La emblemática fecha del 2 de Octubre la que tanto se dijo que jamás se iba a olvidar, pues resulta que ya se olvidó.

La matanza de Tlatelolco en donde el presidente Gustavo Díaz Ordaz ordenó matar a cientos de estudiantes se había convertido en una fecha de luto nacional, pues se sabe que tras el mitin estudiantil celebrado en la Plaza de las Tres Culturas en Tlatelolco, terminó en un baño de sangre a manos del Batallón Olimpia, fuerza especial del presidente para callar las voces incómodas, ante la celebración de las Olimpiadas.

Si bien, el contexto es de todos conocido, desde entonces hasta hace poco más de una década, cada 2 de Octubre, estudiantes y ciudadanos marchaban en todas las entidades federativas, para recordar lo ocurrido, lo que siempre fue tomado como un acto de protesta y de exigencia de justicia ante la masacre que le dio la vuelta al mundo.

Cerca de 500 estudiantes, no sólo del Instituto Politécnico Nacional, sino de varios planteles educativos de la Ciudad de México, fueron asesinados cuando miles de jóvenes se concentraron en esa plaza sin saber que su propio gobierno ordenaría una brutal masacre.

Cada año las marchan eran secundadas por eventos de diferente índole, sobre todo de tribus urbanas o subculturas alternativas, ya sean de rockers, punks, hippies, o simplemente estudiantes que con indignación recordaban la aberración del viejo PRI y su dictadura disfrazada de democracia.

Tokines por todo el país, hacían ruido en las plazas principales, sobre todo en las capitales y ciudades más grandes de cada estado, y siempre bajo el lema “2 de Octubre No se Olvida”, sin embargo, lamentablemente se ha olvidado.

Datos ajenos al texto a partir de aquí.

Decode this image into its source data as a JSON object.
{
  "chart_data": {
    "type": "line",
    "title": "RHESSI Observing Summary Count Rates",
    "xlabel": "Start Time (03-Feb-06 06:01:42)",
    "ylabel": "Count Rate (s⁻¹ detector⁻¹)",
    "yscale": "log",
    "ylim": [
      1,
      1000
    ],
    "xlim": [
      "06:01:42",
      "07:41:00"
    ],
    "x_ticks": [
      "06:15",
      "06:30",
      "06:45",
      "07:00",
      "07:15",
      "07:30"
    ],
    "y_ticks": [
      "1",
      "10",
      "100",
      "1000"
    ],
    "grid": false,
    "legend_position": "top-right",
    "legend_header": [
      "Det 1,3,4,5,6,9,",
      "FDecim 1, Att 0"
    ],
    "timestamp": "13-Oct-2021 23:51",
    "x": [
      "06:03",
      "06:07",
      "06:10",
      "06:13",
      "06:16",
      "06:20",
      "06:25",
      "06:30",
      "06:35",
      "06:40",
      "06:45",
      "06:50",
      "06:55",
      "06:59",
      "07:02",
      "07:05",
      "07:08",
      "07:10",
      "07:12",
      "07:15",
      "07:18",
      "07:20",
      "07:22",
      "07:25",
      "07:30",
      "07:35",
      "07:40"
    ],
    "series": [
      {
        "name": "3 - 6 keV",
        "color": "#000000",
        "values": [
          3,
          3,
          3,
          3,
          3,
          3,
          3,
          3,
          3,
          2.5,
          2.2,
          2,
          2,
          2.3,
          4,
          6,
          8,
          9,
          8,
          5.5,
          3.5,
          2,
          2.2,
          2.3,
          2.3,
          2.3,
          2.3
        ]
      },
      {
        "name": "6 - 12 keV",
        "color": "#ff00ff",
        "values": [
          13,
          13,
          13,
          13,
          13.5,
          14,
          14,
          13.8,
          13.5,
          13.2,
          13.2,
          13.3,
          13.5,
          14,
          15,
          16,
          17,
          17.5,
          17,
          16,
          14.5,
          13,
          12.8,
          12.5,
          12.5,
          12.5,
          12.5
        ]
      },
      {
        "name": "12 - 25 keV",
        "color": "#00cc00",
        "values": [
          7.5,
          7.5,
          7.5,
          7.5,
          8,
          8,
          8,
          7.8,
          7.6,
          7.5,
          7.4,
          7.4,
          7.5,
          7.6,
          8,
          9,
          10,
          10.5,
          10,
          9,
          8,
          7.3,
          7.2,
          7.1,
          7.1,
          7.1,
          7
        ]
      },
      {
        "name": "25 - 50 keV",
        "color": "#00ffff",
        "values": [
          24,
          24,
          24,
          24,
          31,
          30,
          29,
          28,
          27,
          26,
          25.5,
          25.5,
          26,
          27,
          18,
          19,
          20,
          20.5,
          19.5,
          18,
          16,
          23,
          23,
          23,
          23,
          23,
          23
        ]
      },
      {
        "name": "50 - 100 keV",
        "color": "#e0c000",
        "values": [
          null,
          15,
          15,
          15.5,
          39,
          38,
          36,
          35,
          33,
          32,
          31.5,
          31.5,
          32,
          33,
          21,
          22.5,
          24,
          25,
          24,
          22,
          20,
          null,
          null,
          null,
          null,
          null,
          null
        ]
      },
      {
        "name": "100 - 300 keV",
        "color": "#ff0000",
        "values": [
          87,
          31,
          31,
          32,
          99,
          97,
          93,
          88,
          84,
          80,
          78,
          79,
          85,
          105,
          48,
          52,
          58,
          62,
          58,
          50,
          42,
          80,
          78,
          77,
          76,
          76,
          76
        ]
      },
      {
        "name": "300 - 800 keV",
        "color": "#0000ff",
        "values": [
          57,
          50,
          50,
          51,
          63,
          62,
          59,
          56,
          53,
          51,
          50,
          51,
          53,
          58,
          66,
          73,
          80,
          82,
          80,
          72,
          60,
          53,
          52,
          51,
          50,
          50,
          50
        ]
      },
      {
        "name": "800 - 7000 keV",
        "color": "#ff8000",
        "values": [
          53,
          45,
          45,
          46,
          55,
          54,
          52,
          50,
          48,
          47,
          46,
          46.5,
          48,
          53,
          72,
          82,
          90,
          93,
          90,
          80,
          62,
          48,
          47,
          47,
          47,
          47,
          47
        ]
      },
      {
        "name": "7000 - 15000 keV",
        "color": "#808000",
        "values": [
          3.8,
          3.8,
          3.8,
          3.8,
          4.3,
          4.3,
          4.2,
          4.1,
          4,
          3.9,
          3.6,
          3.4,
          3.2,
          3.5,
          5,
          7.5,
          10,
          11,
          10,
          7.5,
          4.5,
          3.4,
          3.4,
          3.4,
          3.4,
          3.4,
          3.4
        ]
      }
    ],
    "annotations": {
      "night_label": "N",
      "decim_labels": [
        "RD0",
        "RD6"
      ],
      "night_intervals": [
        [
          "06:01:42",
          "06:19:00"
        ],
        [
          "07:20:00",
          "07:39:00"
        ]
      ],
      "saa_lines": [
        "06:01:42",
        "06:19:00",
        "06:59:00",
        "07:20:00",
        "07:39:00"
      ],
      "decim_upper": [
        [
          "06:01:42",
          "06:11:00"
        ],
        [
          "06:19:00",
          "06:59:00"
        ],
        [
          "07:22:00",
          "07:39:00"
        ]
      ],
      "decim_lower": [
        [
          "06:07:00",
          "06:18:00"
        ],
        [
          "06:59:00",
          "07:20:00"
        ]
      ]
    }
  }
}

La UACH y el TEC no era la excepción, cada 2 de octubre salían a las calles y se hacían las diferentes expresiones estudiantiles, y había quienes aprovechaban la ocasión para externar otros reclamos, como el alza al transporte público, las altas colegiaturas de sus escuelas y hasta se manifestaban afuera de las transnacionales como Mc Donald y Burger King, expresando su repudio, ya sea por la explotación laboral o por la muerte de animales.

Eso ya se acabó y se dejaron de ver lar marchas, las manifestaciones y hasta los tokines de quienes gustan de la música de protesta como es el rock, el punk, el metal y todas sus variantes.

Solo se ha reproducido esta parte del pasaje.